General information
- Type: Ultralight trike
- National origin: Russia
- Manufacturer: Airbridge
- Status: In production (2013)

= Airbridge Fregat-Hydro =

Russian ultralight trike

The Airbridge Fregat-Hydro is a Russian seaplane ultralight trike, designed and produced by Airbridge of Moscow. The aircraft is supplied as a complete ready-to-fly-aircraft.

==Design and development==
The Fregat-Hydro was designed to comply with the Fédération Aéronautique Internationale microlight category. It features a cable-braced hang glider-style high-wing, weight-shift controls, a two-seats-in-tandem open cockpit, twin inflatable floats and a single engine in pusher configuration.

The Fregat-Hydro is made from bolted-together aluminum tubing, with its double surface wing covered in Dacron sailcloth.
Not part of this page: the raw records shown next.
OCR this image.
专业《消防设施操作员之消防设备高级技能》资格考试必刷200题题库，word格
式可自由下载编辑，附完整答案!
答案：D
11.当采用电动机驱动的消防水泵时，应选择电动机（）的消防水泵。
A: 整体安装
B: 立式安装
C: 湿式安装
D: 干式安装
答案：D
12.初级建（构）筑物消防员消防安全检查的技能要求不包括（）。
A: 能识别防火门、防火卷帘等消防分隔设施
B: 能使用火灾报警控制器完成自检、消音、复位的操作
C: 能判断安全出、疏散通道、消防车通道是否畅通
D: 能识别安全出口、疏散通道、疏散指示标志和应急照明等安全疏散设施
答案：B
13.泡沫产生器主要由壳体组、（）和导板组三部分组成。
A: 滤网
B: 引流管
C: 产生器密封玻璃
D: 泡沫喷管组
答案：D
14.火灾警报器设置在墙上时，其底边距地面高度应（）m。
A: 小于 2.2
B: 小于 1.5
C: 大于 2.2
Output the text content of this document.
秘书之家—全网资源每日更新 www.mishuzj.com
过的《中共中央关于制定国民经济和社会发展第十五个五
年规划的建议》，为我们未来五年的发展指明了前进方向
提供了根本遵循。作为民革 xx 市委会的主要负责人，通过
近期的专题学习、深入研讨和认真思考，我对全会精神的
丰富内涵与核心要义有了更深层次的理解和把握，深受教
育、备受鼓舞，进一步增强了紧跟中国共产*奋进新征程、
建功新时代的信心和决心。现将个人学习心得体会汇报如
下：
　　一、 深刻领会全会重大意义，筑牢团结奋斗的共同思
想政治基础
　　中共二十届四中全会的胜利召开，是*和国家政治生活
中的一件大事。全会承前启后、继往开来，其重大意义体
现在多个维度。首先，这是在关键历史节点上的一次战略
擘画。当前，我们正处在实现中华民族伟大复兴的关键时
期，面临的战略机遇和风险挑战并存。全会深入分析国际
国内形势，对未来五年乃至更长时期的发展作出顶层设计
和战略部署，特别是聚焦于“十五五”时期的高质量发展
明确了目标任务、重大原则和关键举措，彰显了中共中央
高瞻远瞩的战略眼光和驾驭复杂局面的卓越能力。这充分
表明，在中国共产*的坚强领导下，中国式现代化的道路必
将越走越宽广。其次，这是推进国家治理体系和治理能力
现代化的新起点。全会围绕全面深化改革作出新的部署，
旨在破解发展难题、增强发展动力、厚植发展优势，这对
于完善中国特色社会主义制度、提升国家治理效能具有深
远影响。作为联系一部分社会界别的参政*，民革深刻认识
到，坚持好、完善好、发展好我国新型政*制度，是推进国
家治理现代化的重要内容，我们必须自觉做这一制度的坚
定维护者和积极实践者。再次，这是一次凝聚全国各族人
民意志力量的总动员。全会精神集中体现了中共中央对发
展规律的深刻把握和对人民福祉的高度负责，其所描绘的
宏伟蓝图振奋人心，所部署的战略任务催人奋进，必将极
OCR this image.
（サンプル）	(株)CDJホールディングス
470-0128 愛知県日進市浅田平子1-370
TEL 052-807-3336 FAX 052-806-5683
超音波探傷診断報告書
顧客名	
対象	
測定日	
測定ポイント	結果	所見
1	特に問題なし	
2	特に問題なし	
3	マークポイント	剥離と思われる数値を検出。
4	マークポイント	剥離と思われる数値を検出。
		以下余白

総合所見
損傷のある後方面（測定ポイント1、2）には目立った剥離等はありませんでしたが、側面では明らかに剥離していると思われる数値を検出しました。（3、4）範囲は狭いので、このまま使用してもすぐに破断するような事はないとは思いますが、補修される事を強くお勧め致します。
Its 9.28 m span wing is supported by a single tube-type kingpost and uses an "A" frame weight-shift control bar. On the more recent models the powerplant is a modified liquid-cooled, four-stroke, 80 hp Suzuki automotive engine. The aircraft has an empty weight of 230 kg and a gross weight of 500 kg, giving a useful load of 270 kg. With full fuel of 33 L the payload is 246 kg.